The Australian bank confirmed that it had made an offer for Abbey, but said merger talks had now ended.
"The discussions regarding the National's proposals did not result in any agreement and have now ceased," NAB said in a statement.
News of NAB's withdrawal came one day after Abbey rejected a rival takeover approach from Bank of Ireland, saying it was not in shareholders' best interests. The Australian bank's retreat clears the way for Bank of Ireland, which is expected to pursue its bid for Abbey.
Abbey National rejected the approach from the Bank of Ireland, saying it would prefer to push ahead with its existing restructuring plans. A merger between the two companies would create Europe's 11th biggest bank, with a market value of about £15 billion ($21 billion). In a statement to the London Stock Exchange, Abbey National said its board had unanimously concluded that the proposal was not in the best interests of its shareholders.

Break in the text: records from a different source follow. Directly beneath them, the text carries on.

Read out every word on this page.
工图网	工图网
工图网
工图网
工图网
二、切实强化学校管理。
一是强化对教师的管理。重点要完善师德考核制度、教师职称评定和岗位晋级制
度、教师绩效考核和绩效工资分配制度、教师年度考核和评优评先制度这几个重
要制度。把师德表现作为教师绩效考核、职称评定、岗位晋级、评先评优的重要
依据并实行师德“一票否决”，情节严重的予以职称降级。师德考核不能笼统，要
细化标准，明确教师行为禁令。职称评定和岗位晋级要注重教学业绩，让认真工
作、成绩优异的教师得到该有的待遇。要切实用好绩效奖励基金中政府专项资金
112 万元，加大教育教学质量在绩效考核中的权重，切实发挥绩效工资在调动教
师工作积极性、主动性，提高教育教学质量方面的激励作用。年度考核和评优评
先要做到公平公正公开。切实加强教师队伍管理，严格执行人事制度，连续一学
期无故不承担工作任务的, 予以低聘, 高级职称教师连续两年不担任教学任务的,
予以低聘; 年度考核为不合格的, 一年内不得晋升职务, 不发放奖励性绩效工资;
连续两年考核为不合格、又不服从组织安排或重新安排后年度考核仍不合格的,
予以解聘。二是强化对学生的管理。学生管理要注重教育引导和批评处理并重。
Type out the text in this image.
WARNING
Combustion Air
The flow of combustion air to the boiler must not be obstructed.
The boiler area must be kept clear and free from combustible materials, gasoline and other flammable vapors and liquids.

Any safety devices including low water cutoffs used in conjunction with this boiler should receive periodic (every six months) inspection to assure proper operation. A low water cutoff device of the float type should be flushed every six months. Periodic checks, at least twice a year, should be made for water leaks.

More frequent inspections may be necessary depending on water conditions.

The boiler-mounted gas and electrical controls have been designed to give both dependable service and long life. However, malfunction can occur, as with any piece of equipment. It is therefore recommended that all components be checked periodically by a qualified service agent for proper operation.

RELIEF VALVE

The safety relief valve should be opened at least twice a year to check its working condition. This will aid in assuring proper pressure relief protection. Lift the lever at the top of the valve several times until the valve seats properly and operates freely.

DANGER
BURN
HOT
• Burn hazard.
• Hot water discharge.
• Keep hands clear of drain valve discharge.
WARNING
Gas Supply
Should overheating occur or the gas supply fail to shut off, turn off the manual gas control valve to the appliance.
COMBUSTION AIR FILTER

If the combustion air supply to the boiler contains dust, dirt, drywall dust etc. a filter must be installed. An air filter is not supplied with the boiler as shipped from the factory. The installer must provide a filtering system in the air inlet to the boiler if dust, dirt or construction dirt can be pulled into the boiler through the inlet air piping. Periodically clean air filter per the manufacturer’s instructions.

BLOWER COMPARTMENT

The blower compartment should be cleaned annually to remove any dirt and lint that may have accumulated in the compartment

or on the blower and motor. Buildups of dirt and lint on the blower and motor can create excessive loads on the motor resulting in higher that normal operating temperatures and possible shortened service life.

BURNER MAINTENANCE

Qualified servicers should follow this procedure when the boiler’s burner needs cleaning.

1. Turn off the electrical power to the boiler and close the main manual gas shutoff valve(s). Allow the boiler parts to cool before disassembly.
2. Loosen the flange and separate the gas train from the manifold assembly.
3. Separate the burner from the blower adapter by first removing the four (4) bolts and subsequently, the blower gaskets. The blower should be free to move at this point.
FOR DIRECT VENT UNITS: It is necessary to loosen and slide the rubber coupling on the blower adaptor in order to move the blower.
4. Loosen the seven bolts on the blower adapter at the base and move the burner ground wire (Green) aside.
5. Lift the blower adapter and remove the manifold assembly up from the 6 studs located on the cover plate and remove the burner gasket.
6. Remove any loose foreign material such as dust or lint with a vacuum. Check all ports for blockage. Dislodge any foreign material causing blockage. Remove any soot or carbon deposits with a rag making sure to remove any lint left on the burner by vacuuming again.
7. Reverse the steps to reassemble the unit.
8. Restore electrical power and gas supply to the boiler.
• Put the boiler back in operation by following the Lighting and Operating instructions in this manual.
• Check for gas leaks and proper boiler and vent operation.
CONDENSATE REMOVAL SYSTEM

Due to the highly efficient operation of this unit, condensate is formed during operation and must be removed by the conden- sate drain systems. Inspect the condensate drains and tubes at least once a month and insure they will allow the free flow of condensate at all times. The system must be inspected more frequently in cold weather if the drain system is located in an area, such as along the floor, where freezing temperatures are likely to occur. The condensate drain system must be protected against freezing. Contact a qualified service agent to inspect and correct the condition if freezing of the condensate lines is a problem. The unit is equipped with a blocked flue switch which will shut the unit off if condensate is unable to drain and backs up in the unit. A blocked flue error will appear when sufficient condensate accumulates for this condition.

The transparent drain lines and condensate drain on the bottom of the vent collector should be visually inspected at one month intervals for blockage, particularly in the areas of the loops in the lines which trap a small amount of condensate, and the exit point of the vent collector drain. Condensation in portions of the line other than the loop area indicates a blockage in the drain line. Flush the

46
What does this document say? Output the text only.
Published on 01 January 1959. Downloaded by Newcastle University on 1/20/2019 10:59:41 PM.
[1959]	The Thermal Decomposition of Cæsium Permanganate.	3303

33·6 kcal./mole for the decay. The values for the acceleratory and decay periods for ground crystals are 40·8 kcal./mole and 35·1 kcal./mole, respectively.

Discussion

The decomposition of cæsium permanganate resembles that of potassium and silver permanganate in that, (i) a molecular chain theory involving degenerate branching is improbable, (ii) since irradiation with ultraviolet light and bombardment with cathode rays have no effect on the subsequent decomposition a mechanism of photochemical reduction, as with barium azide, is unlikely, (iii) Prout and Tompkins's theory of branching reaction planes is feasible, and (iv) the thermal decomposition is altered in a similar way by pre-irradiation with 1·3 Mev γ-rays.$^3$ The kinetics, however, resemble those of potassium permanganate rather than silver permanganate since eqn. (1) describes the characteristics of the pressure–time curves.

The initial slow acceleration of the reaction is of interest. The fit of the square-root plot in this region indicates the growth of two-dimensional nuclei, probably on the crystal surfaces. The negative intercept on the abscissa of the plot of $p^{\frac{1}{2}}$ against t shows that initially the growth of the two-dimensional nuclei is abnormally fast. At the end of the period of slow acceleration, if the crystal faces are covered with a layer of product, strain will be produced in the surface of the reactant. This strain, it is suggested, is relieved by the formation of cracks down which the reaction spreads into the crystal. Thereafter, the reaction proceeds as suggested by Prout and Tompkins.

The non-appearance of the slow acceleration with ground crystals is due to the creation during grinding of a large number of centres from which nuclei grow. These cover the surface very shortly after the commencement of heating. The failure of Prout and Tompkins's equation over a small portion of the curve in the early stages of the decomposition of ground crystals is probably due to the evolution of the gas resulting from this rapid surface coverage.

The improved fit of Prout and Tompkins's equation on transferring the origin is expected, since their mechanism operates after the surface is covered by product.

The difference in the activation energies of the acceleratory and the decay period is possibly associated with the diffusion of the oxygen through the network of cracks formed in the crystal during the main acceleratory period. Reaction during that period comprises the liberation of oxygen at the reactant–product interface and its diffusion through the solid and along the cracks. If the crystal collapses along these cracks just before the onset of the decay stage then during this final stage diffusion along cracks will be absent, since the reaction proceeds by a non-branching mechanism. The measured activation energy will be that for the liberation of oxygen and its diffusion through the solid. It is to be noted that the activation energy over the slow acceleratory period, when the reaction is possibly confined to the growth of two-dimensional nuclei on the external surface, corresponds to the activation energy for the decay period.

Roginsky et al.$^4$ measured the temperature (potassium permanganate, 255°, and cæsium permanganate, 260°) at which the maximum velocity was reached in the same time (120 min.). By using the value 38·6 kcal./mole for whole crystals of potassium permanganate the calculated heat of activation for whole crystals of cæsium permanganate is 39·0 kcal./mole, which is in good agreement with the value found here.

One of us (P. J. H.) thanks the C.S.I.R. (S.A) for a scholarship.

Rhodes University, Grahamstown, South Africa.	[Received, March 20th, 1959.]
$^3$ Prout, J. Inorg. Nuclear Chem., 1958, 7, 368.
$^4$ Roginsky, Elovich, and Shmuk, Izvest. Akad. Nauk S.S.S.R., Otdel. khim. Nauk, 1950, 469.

Bank of Ireland said it was surprised Abbey National had "adopted such a position without any engagement or discussion between the two companies". In a statement the bank said it had given Abbey sufficient detail of its intent, of the financial benefits for shareholders and of the structure of a combined group to merit discussions.
Even if Abbey National fends off Bank of Ireland, it is considered to be a takeover target. It has issued several warnings about profits and currently has no chief executive.